= Richard Rougier =

Sir Richard George Rougier (12 February 1932 - 25 October 2007) was a judge of the High Court of England and Wales for 15 years. He was the son of the famous historical romance novelist Georgette Heyer.

==Early years==
Rougier was the only child of novelist Georgette Heyer and her husband, George Ronald Rougier CBE QC, a mining engineer who later became a barrister. His mother, a successful published author by the time of his birth, referred to Rougier as her "most notable (indeed peerless) work." In 1939, his father was called to the Bar, and the family moved first to Brighton, then to Hove, so that Ronald Rougier could easily commute to London. The following year, Rougier was sent to prep school. The Blitz made train travel uncertain at times, making it difficult for Rougier's father to commute. In 1942, the family moved to London.

He was educated at Marlborough College, and read classics and law at Pembroke College, Cambridge from 1952 to 1955. He did National Service in the Rifle Brigade.

==Career==
He followed his father into the law, and was called to the Bar at Inner Temple in 1956. He practised as a barrister on the South Eastern Circuit, specialising in medical insurance and pharmaceutical cases. He became a QC in 1972 and a recorder in 1973.

He was appointed as a High Court judge in 1986, in the Queen's Bench Division, receiving the customary knighthood. He was the presiding judge of the Midland circuit from 1990 to 1994. He sat in a number of controversial cases.

He presided at the trial of Iorworth Hoare in 1989, sentencing him to life imprisonment for the attempted rape of a 60-year-old.

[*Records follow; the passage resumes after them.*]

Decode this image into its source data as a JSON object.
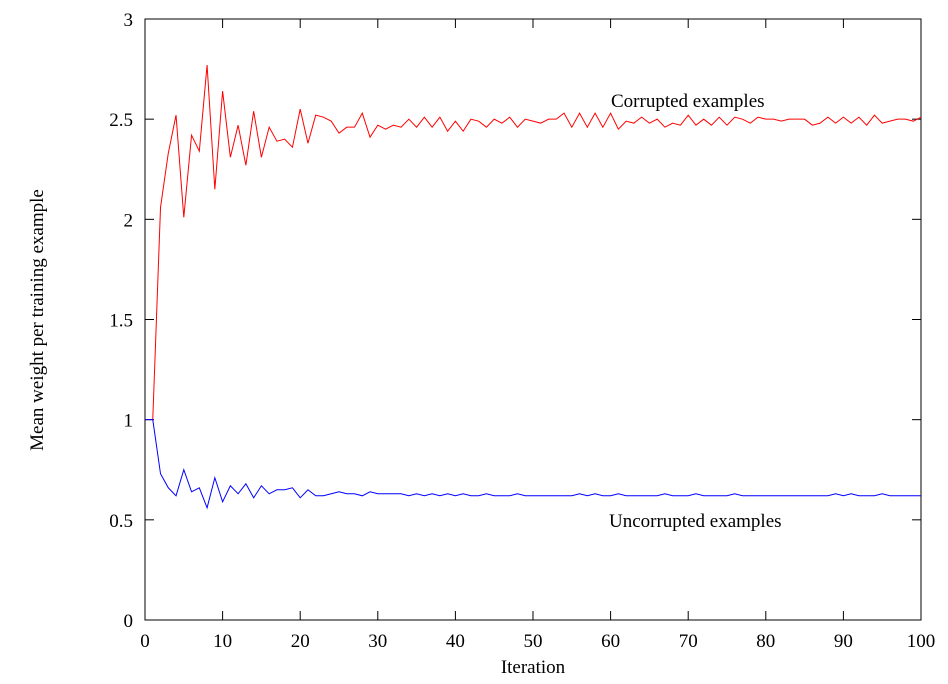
{
  "chart_data": {
    "type": "line",
    "title": "",
    "xlabel": "Iteration",
    "ylabel": "Mean weight per training example",
    "xlim": [
      0,
      100
    ],
    "ylim": [
      0,
      3
    ],
    "x_ticks": [
      0,
      10,
      20,
      30,
      40,
      50,
      60,
      70,
      80,
      90,
      100
    ],
    "y_ticks": [
      0,
      0.5,
      1,
      1.5,
      2,
      2.5,
      3
    ],
    "y_tick_labels": [
      "0",
      "0.5",
      "1",
      "1.5",
      "2",
      "2.5",
      "3"
    ],
    "grid": false,
    "legend": "none",
    "series": [
      {
        "annotation": "Corrupted examples",
        "color": "#ff0000",
        "x": [
          0,
          1,
          2,
          3,
          4,
          5,
          6,
          7,
          8,
          9,
          10,
          11,
          12,
          13,
          14,
          15,
          16,
          17,
          18,
          19,
          20,
          21,
          22,
          23,
          24,
          25,
          26,
          27,
          28,
          29,
          30,
          31,
          32,
          33,
          34,
          35,
          36,
          37,
          38,
          39,
          40,
          41,
          42,
          43,
          44,
          45,
          46,
          47,
          48,
          49,
          50,
          51,
          52,
          53,
          54,
          55,
          56,
          57,
          58,
          59,
          60,
          61,
          62,
          63,
          64,
          65,
          66,
          67,
          68,
          69,
          70,
          71,
          72,
          73,
          74,
          75,
          76,
          77,
          78,
          79,
          80,
          81,
          82,
          83,
          84,
          85,
          86,
          87,
          88,
          89,
          90,
          91,
          92,
          93,
          94,
          95,
          96,
          97,
          98,
          99,
          100
        ],
        "y": [
          1.0,
          1.0,
          2.06,
          2.33,
          2.52,
          2.01,
          2.42,
          2.34,
          2.77,
          2.15,
          2.64,
          2.31,
          2.47,
          2.27,
          2.54,
          2.31,
          2.46,
          2.39,
          2.4,
          2.36,
          2.55,
          2.38,
          2.52,
          2.51,
          2.49,
          2.43,
          2.46,
          2.46,
          2.53,
          2.41,
          2.47,
          2.45,
          2.47,
          2.46,
          2.5,
          2.46,
          2.51,
          2.46,
          2.51,
          2.44,
          2.49,
          2.44,
          2.5,
          2.49,
          2.46,
          2.5,
          2.48,
          2.51,
          2.46,
          2.5,
          2.49,
          2.48,
          2.5,
          2.5,
          2.53,
          2.46,
          2.53,
          2.46,
          2.53,
          2.46,
          2.53,
          2.45,
          2.49,
          2.48,
          2.51,
          2.48,
          2.5,
          2.46,
          2.48,
          2.47,
          2.52,
          2.47,
          2.5,
          2.47,
          2.51,
          2.47,
          2.51,
          2.5,
          2.48,
          2.51,
          2.5,
          2.5,
          2.49,
          2.5,
          2.5,
          2.5,
          2.47,
          2.48,
          2.51,
          2.48,
          2.51,
          2.48,
          2.51,
          2.47,
          2.52,
          2.48,
          2.49,
          2.5,
          2.5,
          2.49,
          2.51
        ]
      },
      {
        "annotation": "Uncorrupted examples",
        "color": "#0000ff",
        "x": [
          0,
          1,
          2,
          3,
          4,
          5,
          6,
          7,
          8,
          9,
          10,
          11,
          12,
          13,
          14,
          15,
          16,
          17,
          18,
          19,
          20,
          21,
          22,
          23,
          24,
          25,
          26,
          27,
          28,
          29,
          30,
          31,
          32,
          33,
          34,
          35,
          36,
          37,
          38,
          39,
          40,
          41,
          42,
          43,
          44,
          45,
          46,
          47,
          48,
          49,
          50,
          51,
          52,
          53,
          54,
          55,
          56,
          57,
          58,
          59,
          60,
          61,
          62,
          63,
          64,
          65,
          66,
          67,
          68,
          69,
          70,
          71,
          72,
          73,
          74,
          75,
          76,
          77,
          78,
          79,
          80,
          81,
          82,
          83,
          84,
          85,
          86,
          87,
          88,
          89,
          90,
          91,
          92,
          93,
          94,
          95,
          96,
          97,
          98,
          99,
          100
        ],
        "y": [
          1.0,
          1.0,
          0.73,
          0.66,
          0.62,
          0.75,
          0.64,
          0.66,
          0.56,
          0.71,
          0.59,
          0.67,
          0.63,
          0.68,
          0.61,
          0.67,
          0.63,
          0.65,
          0.65,
          0.66,
          0.61,
          0.65,
          0.62,
          0.62,
          0.63,
          0.64,
          0.63,
          0.63,
          0.62,
          0.64,
          0.63,
          0.63,
          0.63,
          0.63,
          0.62,
          0.63,
          0.62,
          0.63,
          0.62,
          0.63,
          0.62,
          0.63,
          0.62,
          0.62,
          0.63,
          0.62,
          0.62,
          0.62,
          0.63,
          0.62,
          0.62,
          0.62,
          0.62,
          0.62,
          0.62,
          0.62,
          0.63,
          0.62,
          0.63,
          0.62,
          0.62,
          0.63,
          0.62,
          0.62,
          0.62,
          0.62,
          0.62,
          0.63,
          0.62,
          0.62,
          0.62,
          0.63,
          0.62,
          0.62,
          0.62,
          0.62,
          0.63,
          0.62,
          0.62,
          0.62,
          0.62,
          0.62,
          0.62,
          0.62,
          0.62,
          0.62,
          0.62,
          0.62,
          0.62,
          0.63,
          0.62,
          0.63,
          0.62,
          0.62,
          0.62,
          0.63,
          0.62,
          0.62,
          0.62,
          0.62,
          0.62
        ]
      }
    ]
  }
}
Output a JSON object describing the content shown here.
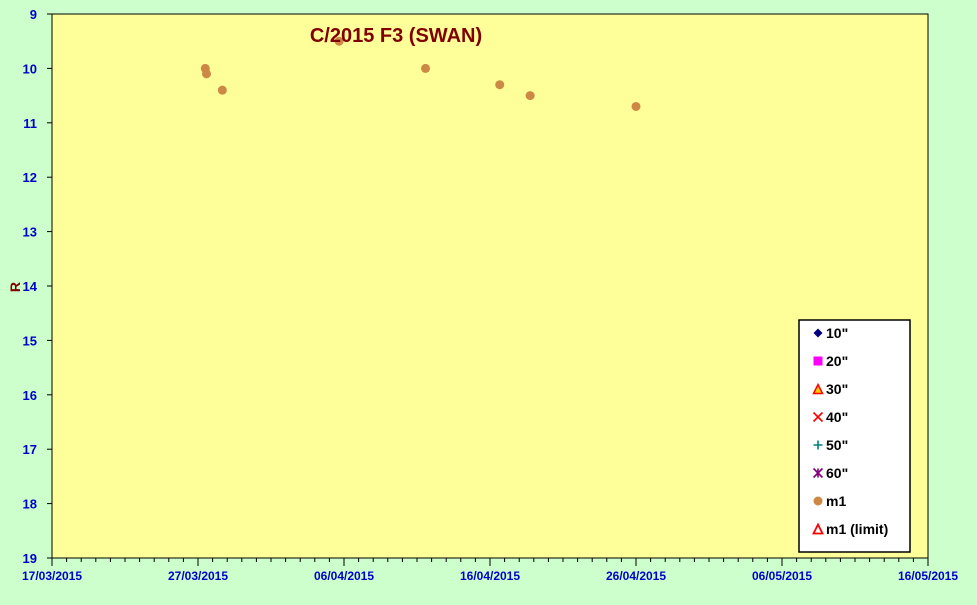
{
  "chart_data": {
    "type": "scatter",
    "title": "C/2015 F3 (SWAN)",
    "xlabel": "",
    "ylabel": "R",
    "x_axis": {
      "kind": "date",
      "min": "2015-03-17",
      "max": "2015-05-16",
      "major_ticks": [
        "2015-03-17",
        "2015-03-27",
        "2015-04-06",
        "2015-04-16",
        "2015-04-26",
        "2015-05-06",
        "2015-05-16"
      ],
      "tick_labels": [
        "17/03/2015",
        "27/03/2015",
        "06/04/2015",
        "16/04/2015",
        "26/04/2015",
        "06/05/2015",
        "16/05/2015"
      ],
      "minor_tick_interval_days": 1
    },
    "y_axis": {
      "min": 9,
      "max": 19,
      "reversed": true,
      "tick_labels": [
        "9",
        "10",
        "11",
        "12",
        "13",
        "14",
        "15",
        "16",
        "17",
        "18",
        "19"
      ]
    },
    "grid": false,
    "legend_position": "bottom-right",
    "legend": [
      {
        "label": "10\"",
        "marker": "diamond",
        "color": "#000080"
      },
      {
        "label": "20\"",
        "marker": "square",
        "color": "#ff00ff"
      },
      {
        "label": "30\"",
        "marker": "triangle",
        "color": "#ff0000",
        "fill": "#ffcc00"
      },
      {
        "label": "40\"",
        "marker": "x",
        "color": "#ff0000"
      },
      {
        "label": "50\"",
        "marker": "plus",
        "color": "#008080"
      },
      {
        "label": "60\"",
        "marker": "star",
        "color": "#800080"
      },
      {
        "label": "m1",
        "marker": "circle",
        "color": "#cc8844"
      },
      {
        "label": "m1 (limit)",
        "marker": "triangle-open",
        "color": "#ff0000"
      }
    ],
    "series": [
      {
        "name": "10\"",
        "points": []
      },
      {
        "name": "20\"",
        "points": []
      },
      {
        "name": "30\"",
        "points": []
      },
      {
        "name": "40\"",
        "points": []
      },
      {
        "name": "50\"",
        "points": []
      },
      {
        "name": "60\"",
        "points": []
      },
      {
        "name": "m1",
        "points": [
          {
            "x": "2015-03-27 12:00",
            "y": 10.0
          },
          {
            "x": "2015-03-27 14:00",
            "y": 10.1
          },
          {
            "x": "2015-03-28 16:00",
            "y": 10.4
          },
          {
            "x": "2015-04-05 16:00",
            "y": 9.5
          },
          {
            "x": "2015-04-11 14:00",
            "y": 10.0
          },
          {
            "x": "2015-04-16 16:00",
            "y": 10.3
          },
          {
            "x": "2015-04-18 18:00",
            "y": 10.5
          },
          {
            "x": "2015-04-26 00:00",
            "y": 10.7
          }
        ]
      },
      {
        "name": "m1 (limit)",
        "points": []
      }
    ],
    "colors": {
      "page_background": "#ccffcc",
      "plot_background": "#ffff99",
      "axis_text": "#0000cc",
      "title_text": "#800000",
      "axis_line": "#000000"
    }
  }
}
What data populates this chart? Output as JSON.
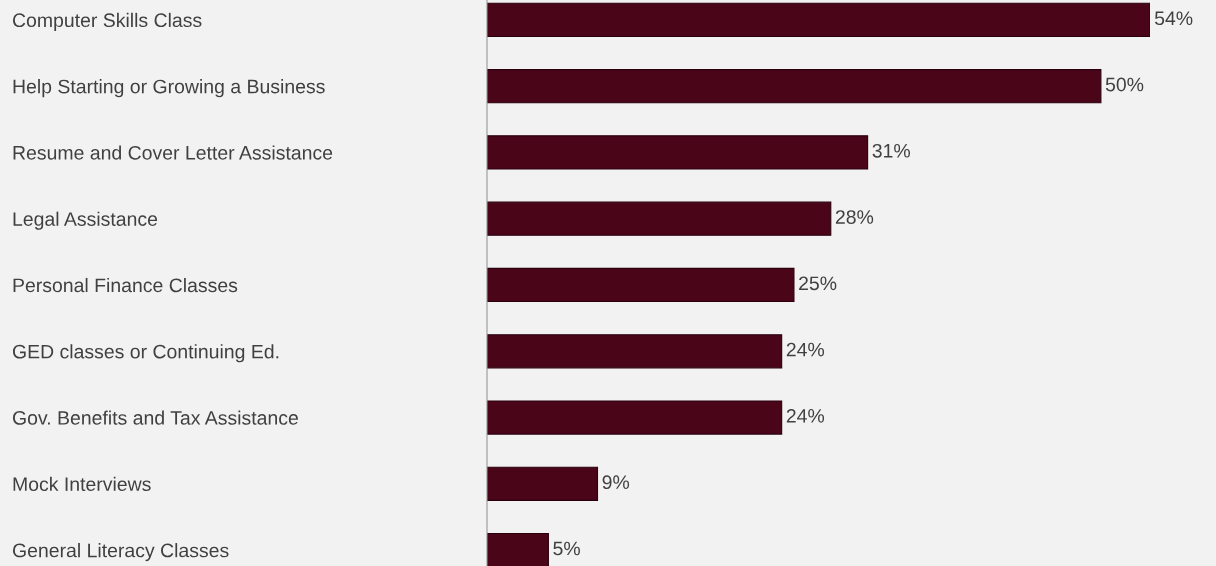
{
  "chart_data": {
    "type": "bar",
    "orientation": "horizontal",
    "categories": [
      "Computer Skills Class",
      "Help Starting or Growing a Business",
      "Resume and Cover Letter Assistance",
      "Legal Assistance",
      "Personal Finance Classes",
      "GED classes or Continuing Ed.",
      "Gov. Benefits and Tax Assistance",
      "Mock Interviews",
      "General Literacy Classes"
    ],
    "values": [
      54,
      50,
      31,
      28,
      25,
      24,
      24,
      9,
      5
    ],
    "value_labels": [
      "54%",
      "50%",
      "31%",
      "28%",
      "25%",
      "24%",
      "24%",
      "9%",
      "5%"
    ],
    "color": "#4a0519",
    "grid": false,
    "legend": false
  }
}
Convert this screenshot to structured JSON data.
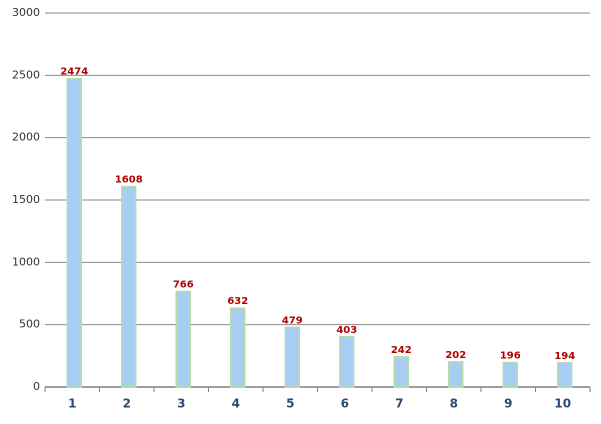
{
  "chart_data": {
    "type": "bar",
    "categories": [
      "1",
      "2",
      "3",
      "4",
      "5",
      "6",
      "7",
      "8",
      "9",
      "10"
    ],
    "values": [
      2474,
      1608,
      766,
      632,
      479,
      403,
      242,
      202,
      196,
      194
    ],
    "color": "#a8cdf3",
    "edge_color": "#b8dca8",
    "label_color": "#b00000",
    "ylim": [
      0,
      3000
    ],
    "yticks": [
      0,
      500,
      1000,
      1500,
      2000,
      2500,
      3000
    ],
    "grid": true
  }
}
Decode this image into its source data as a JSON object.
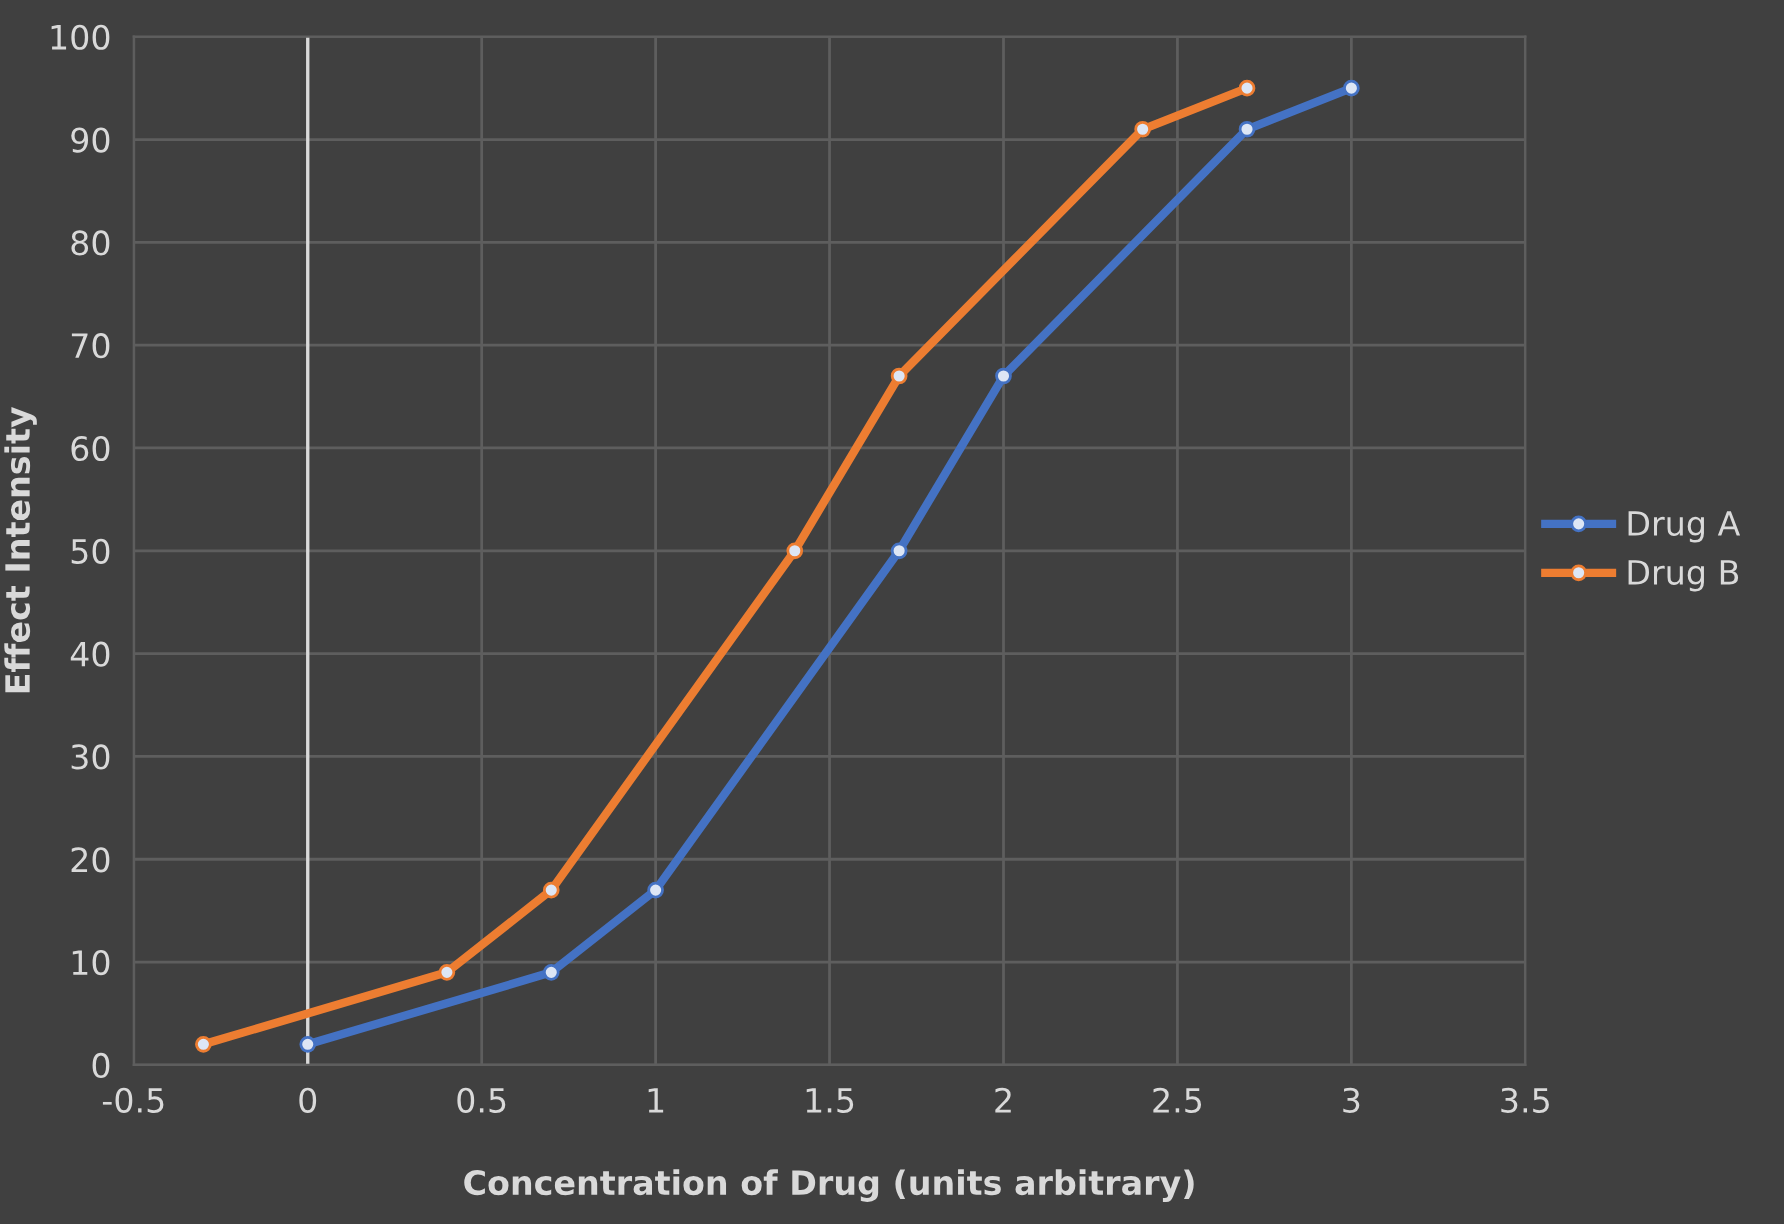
{
  "chart_data": {
    "type": "line",
    "xlabel": "Concentration of Drug (units arbitrary)",
    "ylabel": "Effect Intensity",
    "series": [
      {
        "name": "Drug A",
        "color": "#4472c4",
        "x": [
          0,
          0.7,
          1,
          1.7,
          2,
          2.7,
          3
        ],
        "values": [
          2,
          9,
          17,
          50,
          67,
          91,
          95
        ]
      },
      {
        "name": "Drug B",
        "color": "#ed7d31",
        "x": [
          -0.3,
          0.4,
          0.7,
          1.4,
          1.7,
          2.4,
          2.7
        ],
        "values": [
          2,
          9,
          17,
          50,
          67,
          91,
          95
        ]
      }
    ],
    "xlim": [
      -0.5,
      3.5
    ],
    "xticks": [
      -0.5,
      0,
      0.5,
      1,
      1.5,
      2,
      2.5,
      3,
      3.5
    ],
    "ylim": [
      0,
      100
    ],
    "yticks": [
      0,
      10,
      20,
      30,
      40,
      50,
      60,
      70,
      80,
      90,
      100
    ],
    "grid": true,
    "legend": "right",
    "marker": "circle",
    "line_style": "solid"
  }
}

In a civil case in 1991, he ruled that the family of Lynn Siddons, who had been stabbed to death in 1977, was entitled to damages from her suspected murderer Michael Brookes. Although Brookes had not been tried in a criminal court, Rougier ruled that it was beyond reasonable doubt that Brookes was her killer. Brookes was later sentenced to life imprisonment in 1996.

He presided at the murder trial of Jonathan Jones, accused of killing Harry and Megan Tooze, the parents of his girlfriend, at their farmhouse in Llanharry in mid-Glamorgan in 1993. Rougier was clearly surprised when Jones was convicted by the jury. Although he sentenced Jones to the mandatory term of life imprisonment, he set no minimum term, and wrote privately to the Home Secretary, Michael Howard, and defence counsel, John Rees QC, to express his doubts over the verdict. Jones was later released and his conviction was quashed in May 1996.

He also sat in the case of Revill v. Newbery in 1994, in which burglar Mark Revill sued pensioner Ted Newbery, the occupant of the shed that Revill was trying to break into. Rougier ordered Newbery to pay Revill £4,000 damages for the injuries he sustained when Newbery fired a shotgun blind, through the shed door.

He retired in 2002, but presided at an inquiry in 2005 into the deaths of 11 men at Kingsway Hospital in Derby. He retired to Somerset, where he enjoyed playing contract bridge, fly fishing and golf. He was also a member of the Garrick Club.

==Family==
In 1960, Rougier fell in love with the estranged wife of one of his acquaintances. He assisted the woman, Susanna Flint, in leaving her husband, and, after her divorce was final, the couple married. Together they raised her two sons from her first marriage as well as their own son, Nicholas, born in 1966.

They were divorced in 1996, and he remarried later that year, to Judy Williams. He died of lung cancer on 25 October 2007 aged 75.